Pour répondre aux besoins en mobilité tout en améliorant la qualité de l’air, la stratégie pour une mobilité durable mise à jour en 2018 (Modu 2.0) fixe des objectifs bienvenus. Il s’agit de rééquilibrer la répartition modale et d’encourager les modes de déplacement actifs (marche à pied, vélo). Le pays a investi massivement dans les transports en commun, les infrastructures ferroviaires, les bus à faibles émissions, les parkings relais, les plateformes multimodales et les pistes cyclables. En mars 2020, les transports publics sont devenus gratuits afin d’induire un report modal. Cela devra s’accompagner d’une meilleure qualité du service et de la gestion du stationnement, principaux facteurs dans le choix entre voiture privée et transports collectifs. Dans la perspective d’un parc de voitures particulières composé pour près de la moitié de véhicules électriques d’ici 2030, l’achat de tels véhicules est encouragé financièrement et un réseau de bornes de recharge est en déploiement.
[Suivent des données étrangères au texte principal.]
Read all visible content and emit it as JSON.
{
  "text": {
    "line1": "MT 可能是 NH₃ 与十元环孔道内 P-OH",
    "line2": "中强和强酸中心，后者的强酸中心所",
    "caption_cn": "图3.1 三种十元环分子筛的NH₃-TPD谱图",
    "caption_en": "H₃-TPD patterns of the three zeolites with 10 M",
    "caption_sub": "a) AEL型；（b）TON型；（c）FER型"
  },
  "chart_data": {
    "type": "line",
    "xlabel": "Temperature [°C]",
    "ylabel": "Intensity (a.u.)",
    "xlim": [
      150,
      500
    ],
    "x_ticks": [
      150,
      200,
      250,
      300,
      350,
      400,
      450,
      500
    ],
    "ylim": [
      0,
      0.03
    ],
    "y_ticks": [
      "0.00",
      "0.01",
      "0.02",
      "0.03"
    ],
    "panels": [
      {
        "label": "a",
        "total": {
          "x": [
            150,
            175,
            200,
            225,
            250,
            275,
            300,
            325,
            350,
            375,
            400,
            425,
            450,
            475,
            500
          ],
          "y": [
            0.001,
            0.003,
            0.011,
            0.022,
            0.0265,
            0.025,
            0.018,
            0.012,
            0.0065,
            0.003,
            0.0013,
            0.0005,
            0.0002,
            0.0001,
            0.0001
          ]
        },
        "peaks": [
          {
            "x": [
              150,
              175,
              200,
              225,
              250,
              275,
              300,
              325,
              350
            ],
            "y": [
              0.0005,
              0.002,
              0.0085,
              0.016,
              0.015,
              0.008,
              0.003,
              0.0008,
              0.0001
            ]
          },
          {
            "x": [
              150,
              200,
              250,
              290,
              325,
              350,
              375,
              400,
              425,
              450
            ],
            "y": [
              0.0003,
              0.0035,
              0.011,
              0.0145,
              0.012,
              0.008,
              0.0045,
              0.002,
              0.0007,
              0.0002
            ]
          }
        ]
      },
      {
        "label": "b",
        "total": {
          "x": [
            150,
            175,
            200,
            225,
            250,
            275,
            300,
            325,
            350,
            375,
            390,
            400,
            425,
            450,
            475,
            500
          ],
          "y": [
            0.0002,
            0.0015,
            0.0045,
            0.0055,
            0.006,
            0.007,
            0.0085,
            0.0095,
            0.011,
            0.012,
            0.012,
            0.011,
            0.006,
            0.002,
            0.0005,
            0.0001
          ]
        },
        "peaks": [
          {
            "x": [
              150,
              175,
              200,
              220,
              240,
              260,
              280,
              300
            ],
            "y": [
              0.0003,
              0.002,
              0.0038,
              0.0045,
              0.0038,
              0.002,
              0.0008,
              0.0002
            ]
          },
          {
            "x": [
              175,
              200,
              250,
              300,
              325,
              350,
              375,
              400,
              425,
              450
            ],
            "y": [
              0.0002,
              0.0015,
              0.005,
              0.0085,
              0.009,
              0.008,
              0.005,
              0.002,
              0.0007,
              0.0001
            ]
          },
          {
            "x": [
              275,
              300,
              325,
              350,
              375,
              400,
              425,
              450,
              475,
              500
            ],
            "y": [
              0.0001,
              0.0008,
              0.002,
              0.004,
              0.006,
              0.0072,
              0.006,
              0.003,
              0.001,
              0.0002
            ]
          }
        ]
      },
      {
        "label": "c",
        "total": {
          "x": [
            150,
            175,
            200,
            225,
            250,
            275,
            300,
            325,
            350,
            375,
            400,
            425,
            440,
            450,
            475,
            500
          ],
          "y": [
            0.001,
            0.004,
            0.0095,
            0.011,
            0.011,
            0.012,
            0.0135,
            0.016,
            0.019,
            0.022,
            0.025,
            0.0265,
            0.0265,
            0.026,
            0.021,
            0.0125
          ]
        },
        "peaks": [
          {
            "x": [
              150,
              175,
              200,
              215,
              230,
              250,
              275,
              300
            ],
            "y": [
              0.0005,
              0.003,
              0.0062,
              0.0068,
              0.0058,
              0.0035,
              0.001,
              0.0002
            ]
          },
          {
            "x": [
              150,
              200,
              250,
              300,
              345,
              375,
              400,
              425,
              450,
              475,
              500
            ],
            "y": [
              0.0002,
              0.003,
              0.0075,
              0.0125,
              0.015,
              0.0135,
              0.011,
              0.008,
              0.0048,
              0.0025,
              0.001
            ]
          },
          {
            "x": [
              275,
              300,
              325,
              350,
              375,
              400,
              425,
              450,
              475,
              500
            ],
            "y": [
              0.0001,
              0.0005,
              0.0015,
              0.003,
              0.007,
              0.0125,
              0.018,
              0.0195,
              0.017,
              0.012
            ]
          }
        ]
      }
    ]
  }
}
Réaliser les objectifs de mobilité durable exige un engagement fort de tous les acteurs (État, communes, employeurs, citoyens) et une coopération efficace avec les pays voisins et au sein de l’Union Européenne. Il faudra aussi exploiter les synergies entre les mesures concernant les transports, le logement, l’aménagement du territoire, la qualité de l’air, le climat et l’efficacité énergétique. Cela devrait aller de pair avec une refonte du bouquet d’instruments économiques qui s’applique aux transports (taxes sur les carburants, subventions et taxes sur les véhicules, taxes sur les voitures de société, indemnités de déplacement domicile-travail, redevances routières) afin de l’aligner avec l'objectif d’une mobilité durable. Enfin, il faudra suivre de près la mise en œuvre du paquet de mesures, y compris la gratuité des transports publics, pour en évaluer les effets réels sur la répartition modale et la qualité de l’air.